Provisions relating to expert determination need to be comprehensive and sufficiently tailored to deal with the dispute in question.

[1] We are dealing with domestic and not international arbitration here.  International arbitration follows different rules under AA 1996 and is of a different character.

[2] A simple arbitration would consist of a meeting to set out the procedure and timescales, a statement of case, a statement of defence, a reply to defence and counterclaim perhaps with a site visit with the parties and usually with a hearing following that.

[3] There are very many nominating bodies, for particular industries, such as the Royal Institute of British Architects to bodies with more general commercial scope, such as the Chartered Institute of Arbitrators.

[4] For example, the LCIA rules –

[5] For the avoidance of doubt the ‘seat’ is where the arbitration is ‘rooted’.  The substantive law of the arbitration may be that of a different country as may the place where the arbitration actually takes place.

[6] AA 1996 also provides the arbitrator with powers to obtain evidence, call witnesses, award interest and costs, etc. and deals with problems in the progress of the arbitration, such as the death of the arbitrator.

[7] The procedure in the Society of Construction Arbitrators 100 day arbitration is set out in            

[8] AA 1996 does in fact allow challenges on points of law but as a matter policy the courts will only allow this if there is an overriding public interest in challenging an award.

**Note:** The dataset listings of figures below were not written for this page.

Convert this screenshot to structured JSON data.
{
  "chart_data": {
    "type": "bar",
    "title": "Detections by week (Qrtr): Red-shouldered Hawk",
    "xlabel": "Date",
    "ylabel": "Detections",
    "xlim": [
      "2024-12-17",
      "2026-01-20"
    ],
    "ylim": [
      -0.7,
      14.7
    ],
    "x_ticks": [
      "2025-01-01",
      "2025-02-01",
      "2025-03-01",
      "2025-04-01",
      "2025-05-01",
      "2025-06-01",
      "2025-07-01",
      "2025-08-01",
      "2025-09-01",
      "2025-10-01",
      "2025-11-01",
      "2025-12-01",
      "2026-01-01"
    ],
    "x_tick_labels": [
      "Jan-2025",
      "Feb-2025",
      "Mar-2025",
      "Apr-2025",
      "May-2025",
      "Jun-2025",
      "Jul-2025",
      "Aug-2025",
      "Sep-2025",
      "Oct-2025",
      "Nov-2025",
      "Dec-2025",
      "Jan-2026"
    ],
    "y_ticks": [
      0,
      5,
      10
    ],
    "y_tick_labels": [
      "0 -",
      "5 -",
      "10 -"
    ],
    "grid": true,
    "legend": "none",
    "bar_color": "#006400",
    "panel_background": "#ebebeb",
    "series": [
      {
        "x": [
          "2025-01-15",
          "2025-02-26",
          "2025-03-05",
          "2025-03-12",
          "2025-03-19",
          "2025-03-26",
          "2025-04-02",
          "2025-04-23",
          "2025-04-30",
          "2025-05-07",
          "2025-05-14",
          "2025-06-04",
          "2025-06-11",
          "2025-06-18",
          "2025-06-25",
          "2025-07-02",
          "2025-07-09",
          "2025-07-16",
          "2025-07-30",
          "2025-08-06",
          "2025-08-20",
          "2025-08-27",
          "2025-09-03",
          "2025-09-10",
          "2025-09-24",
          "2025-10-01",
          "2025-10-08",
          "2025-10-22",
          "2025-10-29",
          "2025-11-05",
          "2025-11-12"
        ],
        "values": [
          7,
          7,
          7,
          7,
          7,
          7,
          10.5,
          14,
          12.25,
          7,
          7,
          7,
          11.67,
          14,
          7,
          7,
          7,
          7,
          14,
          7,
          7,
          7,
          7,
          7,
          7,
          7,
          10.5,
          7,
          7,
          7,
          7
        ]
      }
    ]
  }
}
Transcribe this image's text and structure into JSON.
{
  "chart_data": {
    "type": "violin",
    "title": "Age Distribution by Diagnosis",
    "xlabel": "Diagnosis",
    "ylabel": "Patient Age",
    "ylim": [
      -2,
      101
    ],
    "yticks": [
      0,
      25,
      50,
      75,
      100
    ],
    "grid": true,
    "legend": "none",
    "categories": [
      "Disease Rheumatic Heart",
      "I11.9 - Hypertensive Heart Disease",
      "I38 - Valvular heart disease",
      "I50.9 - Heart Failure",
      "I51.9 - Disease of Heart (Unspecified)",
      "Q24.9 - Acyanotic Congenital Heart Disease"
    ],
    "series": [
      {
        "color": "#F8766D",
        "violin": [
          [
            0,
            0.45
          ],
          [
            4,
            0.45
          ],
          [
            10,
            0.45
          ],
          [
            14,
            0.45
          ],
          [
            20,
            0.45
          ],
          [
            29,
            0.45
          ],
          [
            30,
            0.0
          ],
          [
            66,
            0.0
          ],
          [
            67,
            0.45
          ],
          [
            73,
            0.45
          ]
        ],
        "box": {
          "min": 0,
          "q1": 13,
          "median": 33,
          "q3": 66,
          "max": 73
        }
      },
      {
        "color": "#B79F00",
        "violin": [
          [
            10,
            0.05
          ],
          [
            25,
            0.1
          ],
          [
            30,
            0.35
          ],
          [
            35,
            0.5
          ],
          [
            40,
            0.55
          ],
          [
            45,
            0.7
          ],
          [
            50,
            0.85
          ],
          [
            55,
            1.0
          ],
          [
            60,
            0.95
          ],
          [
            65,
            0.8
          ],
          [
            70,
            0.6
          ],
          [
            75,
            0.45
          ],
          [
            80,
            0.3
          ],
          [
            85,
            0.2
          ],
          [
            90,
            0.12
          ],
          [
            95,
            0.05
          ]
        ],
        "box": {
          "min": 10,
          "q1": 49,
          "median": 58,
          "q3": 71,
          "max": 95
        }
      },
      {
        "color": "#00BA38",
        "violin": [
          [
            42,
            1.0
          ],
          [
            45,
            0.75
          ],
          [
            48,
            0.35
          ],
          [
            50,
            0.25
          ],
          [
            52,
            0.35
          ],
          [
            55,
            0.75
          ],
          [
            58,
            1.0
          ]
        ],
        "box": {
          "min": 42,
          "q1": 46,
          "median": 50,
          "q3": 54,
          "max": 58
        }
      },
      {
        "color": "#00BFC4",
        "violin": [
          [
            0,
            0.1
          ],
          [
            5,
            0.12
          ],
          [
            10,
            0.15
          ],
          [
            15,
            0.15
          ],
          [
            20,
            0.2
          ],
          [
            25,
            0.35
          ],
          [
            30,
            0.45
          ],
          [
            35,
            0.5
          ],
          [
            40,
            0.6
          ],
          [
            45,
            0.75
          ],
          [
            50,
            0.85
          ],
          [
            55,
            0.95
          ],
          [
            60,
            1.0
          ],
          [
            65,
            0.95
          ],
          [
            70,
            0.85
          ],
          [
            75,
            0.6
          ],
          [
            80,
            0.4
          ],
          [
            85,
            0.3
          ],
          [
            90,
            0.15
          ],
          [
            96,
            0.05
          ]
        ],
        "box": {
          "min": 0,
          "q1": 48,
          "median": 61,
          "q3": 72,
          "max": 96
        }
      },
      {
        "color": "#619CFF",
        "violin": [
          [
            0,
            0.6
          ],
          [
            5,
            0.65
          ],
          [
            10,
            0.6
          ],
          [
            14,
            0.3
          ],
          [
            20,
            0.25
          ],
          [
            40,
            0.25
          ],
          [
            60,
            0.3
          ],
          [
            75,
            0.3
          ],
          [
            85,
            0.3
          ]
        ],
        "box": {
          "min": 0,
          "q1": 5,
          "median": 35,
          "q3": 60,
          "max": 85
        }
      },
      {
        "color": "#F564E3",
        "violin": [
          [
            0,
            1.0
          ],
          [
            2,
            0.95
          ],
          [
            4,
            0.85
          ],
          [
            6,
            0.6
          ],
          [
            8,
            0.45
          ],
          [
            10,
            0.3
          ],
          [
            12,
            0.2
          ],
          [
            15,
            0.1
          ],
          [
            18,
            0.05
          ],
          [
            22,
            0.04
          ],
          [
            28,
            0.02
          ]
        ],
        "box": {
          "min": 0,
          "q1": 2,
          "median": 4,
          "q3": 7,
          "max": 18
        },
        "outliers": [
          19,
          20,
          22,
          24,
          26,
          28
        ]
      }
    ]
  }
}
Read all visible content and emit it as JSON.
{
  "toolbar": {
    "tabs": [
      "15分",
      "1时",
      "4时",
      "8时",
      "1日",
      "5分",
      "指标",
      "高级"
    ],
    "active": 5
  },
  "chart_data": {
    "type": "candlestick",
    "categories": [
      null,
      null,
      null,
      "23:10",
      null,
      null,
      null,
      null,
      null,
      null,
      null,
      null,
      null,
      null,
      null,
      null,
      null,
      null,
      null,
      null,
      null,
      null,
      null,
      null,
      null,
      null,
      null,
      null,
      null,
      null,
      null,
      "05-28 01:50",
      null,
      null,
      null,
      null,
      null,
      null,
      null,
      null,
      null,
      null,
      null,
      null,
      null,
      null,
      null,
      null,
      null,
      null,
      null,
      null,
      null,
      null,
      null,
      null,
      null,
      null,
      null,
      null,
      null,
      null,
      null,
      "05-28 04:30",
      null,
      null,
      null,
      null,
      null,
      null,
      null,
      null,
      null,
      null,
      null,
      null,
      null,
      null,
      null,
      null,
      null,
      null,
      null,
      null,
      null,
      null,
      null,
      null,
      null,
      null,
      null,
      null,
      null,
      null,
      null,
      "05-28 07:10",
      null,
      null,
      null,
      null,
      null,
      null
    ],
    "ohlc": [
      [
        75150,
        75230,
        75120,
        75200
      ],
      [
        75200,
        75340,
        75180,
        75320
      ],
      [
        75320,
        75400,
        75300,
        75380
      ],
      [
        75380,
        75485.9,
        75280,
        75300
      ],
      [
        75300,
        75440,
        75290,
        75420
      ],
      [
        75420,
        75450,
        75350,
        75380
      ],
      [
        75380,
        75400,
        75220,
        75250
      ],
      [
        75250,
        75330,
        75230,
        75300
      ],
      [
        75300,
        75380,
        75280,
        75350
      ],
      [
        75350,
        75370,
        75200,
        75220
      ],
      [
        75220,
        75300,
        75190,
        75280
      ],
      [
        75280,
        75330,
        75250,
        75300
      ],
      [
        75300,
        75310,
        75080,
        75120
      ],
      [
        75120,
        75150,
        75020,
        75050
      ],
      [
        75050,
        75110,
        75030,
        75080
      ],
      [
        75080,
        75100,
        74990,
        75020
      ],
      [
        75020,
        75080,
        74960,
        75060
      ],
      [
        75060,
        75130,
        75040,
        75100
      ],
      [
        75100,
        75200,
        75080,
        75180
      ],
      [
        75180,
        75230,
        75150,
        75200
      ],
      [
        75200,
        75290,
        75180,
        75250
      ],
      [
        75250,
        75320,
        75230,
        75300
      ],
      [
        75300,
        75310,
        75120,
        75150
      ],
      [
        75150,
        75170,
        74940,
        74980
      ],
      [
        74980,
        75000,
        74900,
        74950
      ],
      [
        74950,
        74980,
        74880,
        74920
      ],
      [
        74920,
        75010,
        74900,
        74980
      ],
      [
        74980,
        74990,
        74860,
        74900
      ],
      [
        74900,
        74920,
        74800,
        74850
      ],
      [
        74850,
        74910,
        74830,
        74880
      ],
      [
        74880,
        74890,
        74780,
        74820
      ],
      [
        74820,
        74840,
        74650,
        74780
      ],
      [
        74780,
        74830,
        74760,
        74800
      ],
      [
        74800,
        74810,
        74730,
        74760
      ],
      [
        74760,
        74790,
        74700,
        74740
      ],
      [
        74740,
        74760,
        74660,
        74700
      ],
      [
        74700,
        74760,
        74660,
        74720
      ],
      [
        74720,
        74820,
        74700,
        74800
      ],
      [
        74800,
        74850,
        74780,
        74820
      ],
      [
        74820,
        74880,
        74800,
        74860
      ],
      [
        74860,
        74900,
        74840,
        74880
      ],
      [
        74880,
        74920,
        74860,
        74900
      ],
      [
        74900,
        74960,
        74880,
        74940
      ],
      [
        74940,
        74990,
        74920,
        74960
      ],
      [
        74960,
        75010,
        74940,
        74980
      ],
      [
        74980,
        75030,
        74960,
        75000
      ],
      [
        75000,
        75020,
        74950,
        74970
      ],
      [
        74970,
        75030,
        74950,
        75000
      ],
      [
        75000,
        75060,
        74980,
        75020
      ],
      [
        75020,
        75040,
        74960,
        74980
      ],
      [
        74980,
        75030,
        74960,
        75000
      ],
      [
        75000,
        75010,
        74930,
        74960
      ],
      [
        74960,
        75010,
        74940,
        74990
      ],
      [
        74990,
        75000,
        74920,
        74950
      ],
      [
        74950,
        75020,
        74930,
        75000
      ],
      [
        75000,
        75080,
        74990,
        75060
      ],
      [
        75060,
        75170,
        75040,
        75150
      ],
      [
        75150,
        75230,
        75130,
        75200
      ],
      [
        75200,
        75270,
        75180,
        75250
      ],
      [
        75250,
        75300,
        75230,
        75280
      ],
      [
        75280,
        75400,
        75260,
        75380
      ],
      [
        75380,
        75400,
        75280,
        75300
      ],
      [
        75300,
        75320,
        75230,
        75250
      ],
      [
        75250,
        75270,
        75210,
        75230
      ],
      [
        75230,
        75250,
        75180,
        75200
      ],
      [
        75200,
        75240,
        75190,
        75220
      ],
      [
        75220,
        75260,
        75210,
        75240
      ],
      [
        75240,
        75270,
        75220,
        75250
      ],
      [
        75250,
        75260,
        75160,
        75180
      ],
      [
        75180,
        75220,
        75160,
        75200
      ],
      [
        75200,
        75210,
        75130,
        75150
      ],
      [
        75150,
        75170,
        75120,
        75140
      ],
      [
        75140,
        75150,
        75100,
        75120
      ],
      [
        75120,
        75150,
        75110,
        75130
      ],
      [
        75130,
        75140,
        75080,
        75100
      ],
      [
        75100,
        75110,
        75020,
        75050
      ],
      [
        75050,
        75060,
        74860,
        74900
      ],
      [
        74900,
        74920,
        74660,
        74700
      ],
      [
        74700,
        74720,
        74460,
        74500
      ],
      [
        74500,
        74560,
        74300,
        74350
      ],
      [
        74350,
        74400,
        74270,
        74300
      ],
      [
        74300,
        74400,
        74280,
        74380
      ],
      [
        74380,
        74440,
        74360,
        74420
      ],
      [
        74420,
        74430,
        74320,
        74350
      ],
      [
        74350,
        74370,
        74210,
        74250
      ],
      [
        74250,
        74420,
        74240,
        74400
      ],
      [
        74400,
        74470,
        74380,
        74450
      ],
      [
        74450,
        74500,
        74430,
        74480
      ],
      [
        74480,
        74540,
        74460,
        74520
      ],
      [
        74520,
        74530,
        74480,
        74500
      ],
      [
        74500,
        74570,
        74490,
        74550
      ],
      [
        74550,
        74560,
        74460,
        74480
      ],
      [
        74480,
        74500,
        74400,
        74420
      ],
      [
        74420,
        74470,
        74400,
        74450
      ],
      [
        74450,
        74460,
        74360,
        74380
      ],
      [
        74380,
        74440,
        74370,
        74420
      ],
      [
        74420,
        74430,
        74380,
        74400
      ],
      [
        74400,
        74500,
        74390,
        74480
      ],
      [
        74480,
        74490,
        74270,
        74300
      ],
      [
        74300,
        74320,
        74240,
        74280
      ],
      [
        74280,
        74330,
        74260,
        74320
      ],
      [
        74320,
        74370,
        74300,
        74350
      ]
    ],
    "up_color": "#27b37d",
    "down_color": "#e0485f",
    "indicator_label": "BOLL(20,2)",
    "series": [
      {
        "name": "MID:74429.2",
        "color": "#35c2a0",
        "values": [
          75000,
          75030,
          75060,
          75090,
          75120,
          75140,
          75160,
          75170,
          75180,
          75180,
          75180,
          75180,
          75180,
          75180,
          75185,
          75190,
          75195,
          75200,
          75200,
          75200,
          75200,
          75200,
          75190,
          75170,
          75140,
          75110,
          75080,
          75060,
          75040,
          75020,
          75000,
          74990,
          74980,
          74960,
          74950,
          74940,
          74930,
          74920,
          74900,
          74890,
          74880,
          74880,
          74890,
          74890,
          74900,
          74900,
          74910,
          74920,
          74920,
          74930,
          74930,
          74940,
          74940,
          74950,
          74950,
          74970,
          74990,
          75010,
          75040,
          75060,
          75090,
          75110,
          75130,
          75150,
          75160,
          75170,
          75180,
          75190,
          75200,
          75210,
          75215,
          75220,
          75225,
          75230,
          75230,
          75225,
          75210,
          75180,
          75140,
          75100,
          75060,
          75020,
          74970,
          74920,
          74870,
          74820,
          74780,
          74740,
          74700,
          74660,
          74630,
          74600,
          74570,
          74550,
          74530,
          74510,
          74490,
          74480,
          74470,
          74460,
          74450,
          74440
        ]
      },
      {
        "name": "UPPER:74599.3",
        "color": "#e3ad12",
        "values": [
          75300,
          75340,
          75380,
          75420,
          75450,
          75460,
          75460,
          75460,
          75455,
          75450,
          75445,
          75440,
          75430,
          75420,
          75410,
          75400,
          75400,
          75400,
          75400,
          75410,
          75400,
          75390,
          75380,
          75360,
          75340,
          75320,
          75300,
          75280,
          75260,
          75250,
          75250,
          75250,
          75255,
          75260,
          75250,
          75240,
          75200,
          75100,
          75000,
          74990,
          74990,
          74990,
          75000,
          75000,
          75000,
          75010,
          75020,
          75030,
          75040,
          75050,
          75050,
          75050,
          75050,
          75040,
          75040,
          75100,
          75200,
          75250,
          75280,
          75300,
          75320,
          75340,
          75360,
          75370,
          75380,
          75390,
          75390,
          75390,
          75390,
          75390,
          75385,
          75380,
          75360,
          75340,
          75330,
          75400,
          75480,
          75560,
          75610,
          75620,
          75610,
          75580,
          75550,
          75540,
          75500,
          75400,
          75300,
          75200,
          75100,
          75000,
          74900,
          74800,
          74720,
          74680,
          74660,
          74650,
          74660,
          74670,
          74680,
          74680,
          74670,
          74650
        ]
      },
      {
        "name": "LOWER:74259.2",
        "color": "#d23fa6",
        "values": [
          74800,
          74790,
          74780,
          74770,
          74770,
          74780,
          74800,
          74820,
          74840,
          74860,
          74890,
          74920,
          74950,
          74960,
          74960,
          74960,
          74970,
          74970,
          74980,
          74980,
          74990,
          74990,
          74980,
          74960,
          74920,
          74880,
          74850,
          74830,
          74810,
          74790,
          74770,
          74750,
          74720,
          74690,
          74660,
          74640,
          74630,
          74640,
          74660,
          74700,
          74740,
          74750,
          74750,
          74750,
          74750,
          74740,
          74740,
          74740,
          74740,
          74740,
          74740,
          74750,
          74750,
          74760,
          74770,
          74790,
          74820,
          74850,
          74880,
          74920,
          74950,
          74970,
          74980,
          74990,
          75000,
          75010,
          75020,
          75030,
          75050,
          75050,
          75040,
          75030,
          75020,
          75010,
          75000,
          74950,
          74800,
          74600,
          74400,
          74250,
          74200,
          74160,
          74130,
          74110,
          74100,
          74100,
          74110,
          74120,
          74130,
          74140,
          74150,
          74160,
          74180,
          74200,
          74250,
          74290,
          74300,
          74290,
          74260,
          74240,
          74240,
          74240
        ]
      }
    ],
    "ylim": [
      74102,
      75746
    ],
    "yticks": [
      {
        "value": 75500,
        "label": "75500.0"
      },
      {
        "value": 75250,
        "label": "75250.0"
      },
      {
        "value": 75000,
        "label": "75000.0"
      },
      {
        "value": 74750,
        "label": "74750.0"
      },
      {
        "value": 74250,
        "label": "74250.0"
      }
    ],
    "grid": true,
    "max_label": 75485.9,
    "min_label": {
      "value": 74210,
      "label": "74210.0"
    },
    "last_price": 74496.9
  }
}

[9] There are very many nominating bodies, for particular industries, such as the Royal Institute of British Architects to bodies with more general commercial scope, such as the Chartered Institute of Arbitrators.

[10] This is particularly the case now that the courts are seeking to encourage alternative dispute resolution, even where there are no contractual provisions requiring it.

[11] For example the JCT Homeowners Contract and contractual Construction Act adjudication provisions are also common where there is likely to be an underlying dispute between a party and a contractor who is statutorily entitled to refer the dispute to Construction Act adjudication.

[12] For example, adjudication to settle disputes with the British Association of Removers

[13] For example, by way or senior staff working for the parties or by way of an independent mediator trying to settle the dispute.  Some long term construction projects, Crossrail perhaps, set up permanent dispute resolution boards which seek to identify and resolve disputes as they arise.

[14] This is particularly the case now that the courts are seeking to encourage alternative dispute resolution, even where there are no contractual provisions requiring it.

[15] Common examples of these are umbrella arbitration provisions favoured by some landlords in leases, presumably because they think that they will make dispute resolution quicker.  Given the statutory need for court orders, for example in the case of forfeiture, an umbrella arbitration clause does not assist speed.  It could in fact be a significant clog.